BROOKSVILLE — Owners of loud car stereos who drive the streets of Brooksville may once again face fines if the City Council agrees Monday night to amend a 7-year-old ordinance.
Two years ago, Brooksville officials chose to stop enforcing the vehicle noise ordinance, which had been passed to give police the ability to cite motorists whose vehicles' audio systems produced "clearly audible" sounds at 25 feet, while a case challenging a similar state law made its way to the Florida Supreme Court.
That case was decided in December, with justices ruling that the state's noise law was arbitrary and vague in that it prohibited certain forms of speech, such as loud car stereos, while allowing exceptions for vehicles that are used "for business or political purposes."
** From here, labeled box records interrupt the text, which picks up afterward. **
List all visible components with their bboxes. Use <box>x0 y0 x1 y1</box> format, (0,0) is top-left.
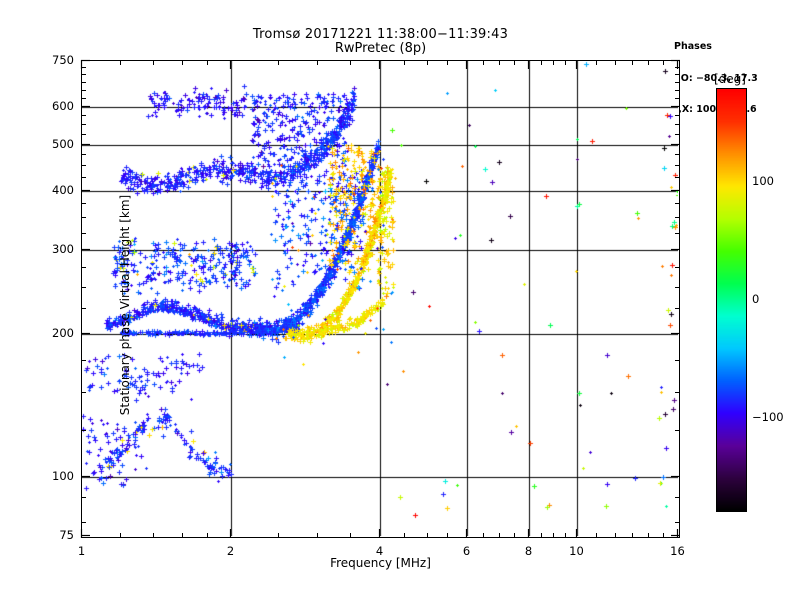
colorbar-tick-1: 0 <box>752 292 760 306</box>
colorbar-tick-2: −100 <box>752 410 784 424</box>
scatter-canvas <box>82 61 678 536</box>
y-tick-label-600: 600 <box>52 98 74 113</box>
x-tick-label-8: 8 <box>524 544 533 558</box>
y-axis-title: Stationary phase Virtual Height [km] <box>118 194 132 416</box>
y-tick-label-400: 400 <box>52 182 74 197</box>
plot-area[interactable] <box>81 60 680 538</box>
y-tick-label-200: 200 <box>52 325 74 340</box>
x-tick-label-10: 10 <box>569 544 584 558</box>
y-tick-label-500: 500 <box>52 136 74 151</box>
colorbar-unit-label: [deg] <box>714 72 746 86</box>
x-tick-label-2: 2 <box>226 544 235 558</box>
y-tick-label-75: 75 <box>59 527 74 542</box>
x-tick-label-16: 16 <box>670 544 685 558</box>
y-tick-label-100: 100 <box>52 468 74 483</box>
x-axis-title: Frequency [MHz] <box>330 556 431 570</box>
colorbar-tick-0: 100 <box>752 174 774 188</box>
y-tick-label-750: 750 <box>52 52 74 67</box>
phase-stats-heading: Phases <box>674 41 712 52</box>
x-tick-label-6: 6 <box>462 544 471 558</box>
y-tick-label-300: 300 <box>52 241 74 256</box>
colorbar <box>716 88 747 512</box>
x-tick-label-1: 1 <box>77 544 86 558</box>
plot-title-line2: RwPretec (8p) <box>334 41 427 56</box>
plot-title-line1: Tromsø 20171221 11:38:00−11:39:43 <box>252 27 509 42</box>
x-tick-label-4: 4 <box>375 544 384 558</box>
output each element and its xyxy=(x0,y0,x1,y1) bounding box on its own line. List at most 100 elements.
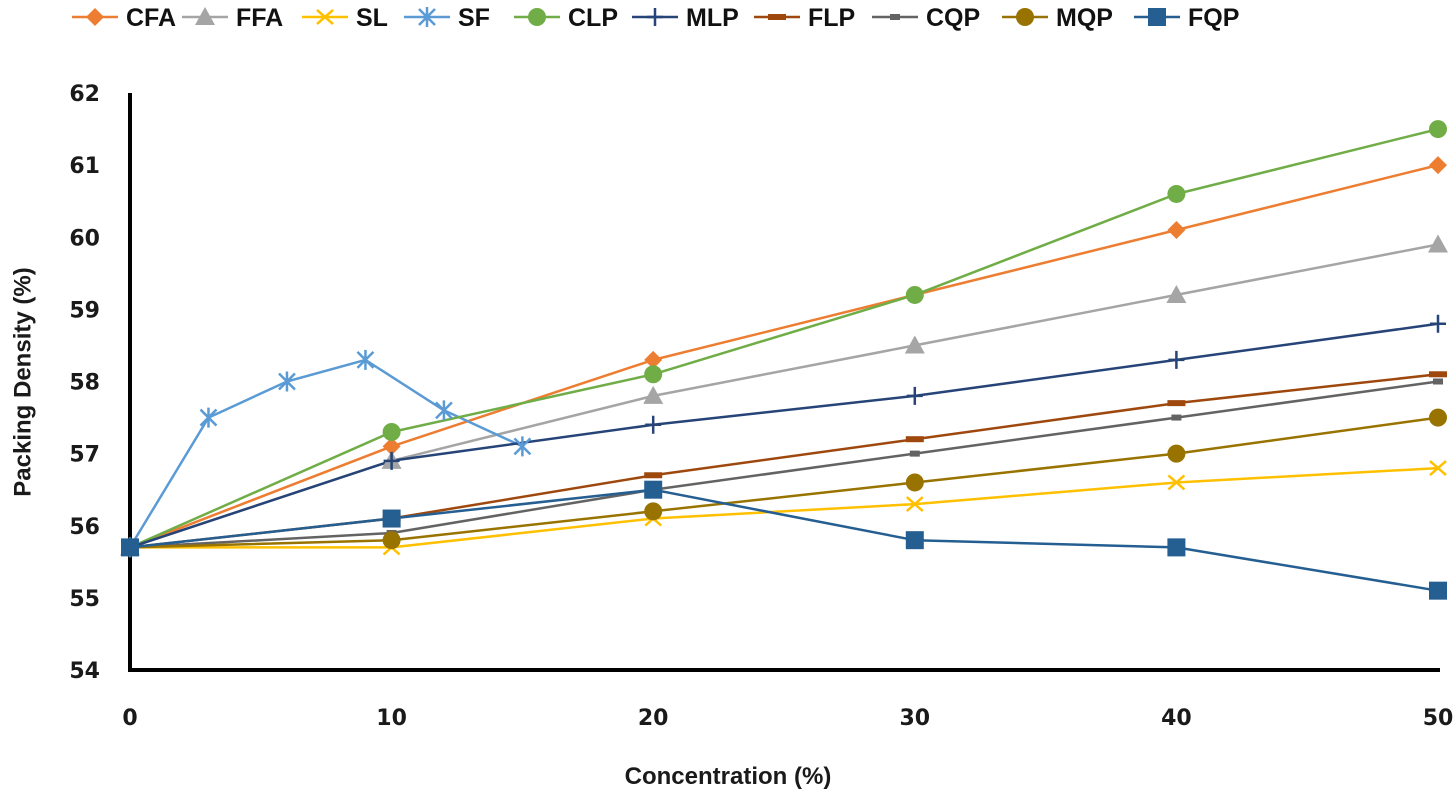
data-point-cqp xyxy=(1171,414,1182,421)
data-point-flp xyxy=(644,472,663,479)
marker-layer xyxy=(120,120,1448,600)
data-point-mqp xyxy=(644,502,663,521)
x-tick-label: 30 xyxy=(899,706,930,731)
legend-label: CFA xyxy=(126,4,176,32)
data-point-clp xyxy=(905,285,924,304)
legend-label: MLP xyxy=(686,4,739,32)
x-tick-label: 20 xyxy=(638,706,669,731)
data-point-sf xyxy=(513,436,532,457)
legend-item-mlp: MLP xyxy=(632,4,739,32)
data-point-clp xyxy=(1429,120,1447,139)
x-tick-label: 50 xyxy=(1423,706,1454,731)
data-point-clp xyxy=(1167,184,1186,203)
data-point-ffa xyxy=(1428,234,1448,253)
data-point-fqp xyxy=(644,480,663,499)
data-point-fqp xyxy=(1429,581,1447,600)
series-line-clp xyxy=(129,127,1439,549)
legend-marker-flp xyxy=(768,14,786,20)
y-tick-label: 57 xyxy=(69,443,100,468)
y-axis-title: Packing Density (%) xyxy=(9,267,36,496)
data-point-flp xyxy=(905,436,924,443)
data-point-cqp xyxy=(1433,378,1443,385)
series-line-cfa xyxy=(129,163,1439,549)
legend-label: FFA xyxy=(236,4,283,32)
x-tick-labels: 0 10 20 30 40 50 xyxy=(122,706,1453,731)
data-point-fqp xyxy=(121,538,139,557)
legend-label: CLP xyxy=(568,4,618,32)
legend-item-mqp: MQP xyxy=(1002,4,1113,32)
data-point-cfa xyxy=(1167,221,1186,240)
data-point-fqp xyxy=(905,531,924,550)
data-point-ffa xyxy=(904,335,925,354)
legend-item-sf: SF xyxy=(404,4,490,32)
legend-marker-clp xyxy=(528,8,546,26)
legend-label: SF xyxy=(458,4,490,32)
legend-item-fqp: FQP xyxy=(1134,4,1239,32)
data-point-ffa xyxy=(1166,284,1187,303)
x-tick-label: 10 xyxy=(376,706,407,731)
data-point-mqp xyxy=(382,531,401,550)
y-tick-label: 58 xyxy=(69,371,100,396)
legend-item-flp: FLP xyxy=(754,4,855,32)
data-point-cqp xyxy=(909,450,920,457)
data-point-sf xyxy=(278,371,296,392)
legend-marker-mlp xyxy=(647,8,663,26)
y-tick-labels: 54 55 56 57 58 59 60 61 62 xyxy=(69,82,100,684)
legend-item-clp: CLP xyxy=(514,4,618,32)
data-point-flp xyxy=(1167,400,1186,407)
data-point-mqp xyxy=(905,473,924,492)
data-point-fqp xyxy=(382,509,401,528)
data-point-sl xyxy=(1429,460,1447,476)
x-tick-label: 40 xyxy=(1161,706,1192,731)
legend-item-cqp: CQP xyxy=(872,4,980,32)
legend-marker-cfa xyxy=(86,8,104,26)
data-point-sf xyxy=(199,407,218,428)
data-point-mlp xyxy=(1168,350,1185,369)
data-point-mlp xyxy=(383,451,400,470)
data-point-sl xyxy=(1167,474,1186,491)
legend-label: SL xyxy=(356,4,388,32)
y-tick-label: 56 xyxy=(69,515,100,540)
x-axis-title: Concentration (%) xyxy=(625,763,832,790)
series-line-sl xyxy=(130,466,1439,549)
series-layer xyxy=(128,127,1439,592)
legend-marker-ffa xyxy=(195,7,215,25)
series-line-cqp xyxy=(129,380,1439,549)
y-tick-label: 59 xyxy=(69,298,100,323)
series-line-mqp xyxy=(129,416,1439,549)
data-point-cfa xyxy=(1429,156,1447,175)
legend-marker-sl xyxy=(316,9,334,25)
data-point-cfa xyxy=(644,350,663,369)
x-tick-label: 0 xyxy=(122,706,137,731)
legend: CFA FFA SL SF CLP MLP FLP CQP MQP FQP xyxy=(72,4,1239,32)
data-point-sl xyxy=(905,496,924,513)
legend-marker-sf xyxy=(418,7,436,27)
data-point-clp xyxy=(382,422,401,441)
series-line-mlp xyxy=(129,322,1439,549)
y-tick-label: 62 xyxy=(69,82,100,107)
series-line-sf xyxy=(128,358,523,549)
legend-item-sl: SL xyxy=(302,4,388,32)
legend-marker-cqp xyxy=(890,14,900,20)
data-point-sf xyxy=(356,349,375,370)
data-point-fqp xyxy=(1167,538,1186,557)
data-point-flp xyxy=(1429,371,1447,378)
series-line-fqp xyxy=(129,488,1439,592)
data-point-ffa xyxy=(643,385,664,404)
y-tick-label: 60 xyxy=(69,226,100,251)
data-point-cfa xyxy=(382,437,401,456)
y-tick-label: 55 xyxy=(69,587,100,612)
data-point-mlp xyxy=(1430,314,1446,333)
data-point-mqp xyxy=(1167,444,1186,463)
legend-marker-mqp xyxy=(1016,8,1034,26)
data-point-mqp xyxy=(1429,408,1447,427)
legend-label: MQP xyxy=(1056,4,1113,32)
legend-label: CQP xyxy=(926,4,980,32)
y-tick-label: 61 xyxy=(69,154,100,179)
legend-label: FLP xyxy=(808,4,855,32)
legend-marker-fqp xyxy=(1148,8,1166,26)
legend-label: FQP xyxy=(1188,4,1239,32)
data-point-sf xyxy=(435,400,453,421)
data-point-clp xyxy=(644,365,663,384)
This spring, the Florida Legislature considered a bill to make the state law comply with the court's decision, but it failed to pass. For Brooksville and other municipalities that crafted noise ordinances after the state's, the court ruling provided an interesting legal twist.
While the high court nixed the law's constitutionality based on its arbitrary standards, it did not take issue with the "plainly audible" provision.
Brooksville Police Capt. Rick Hankins said that city attorneys decided simply to remove language in the city's ordinance that made exceptions for business or political purposes.
Violators will be charged according to the penalties adopted in 2006. Fines are $250 for a first offense, $500 for a second offense and $750 for a third offense.
Hankins said that having the ordinance in place again will allow his department to deal with a problem that has grown during the time the city has not been able to issue citations.
"It's a big nuisance for a lot of residents, especially at night," Hankins said. "We normally get between two and three complaints every day, but we haven't been able to do anything about it. Having that ordinance in place will help a lot."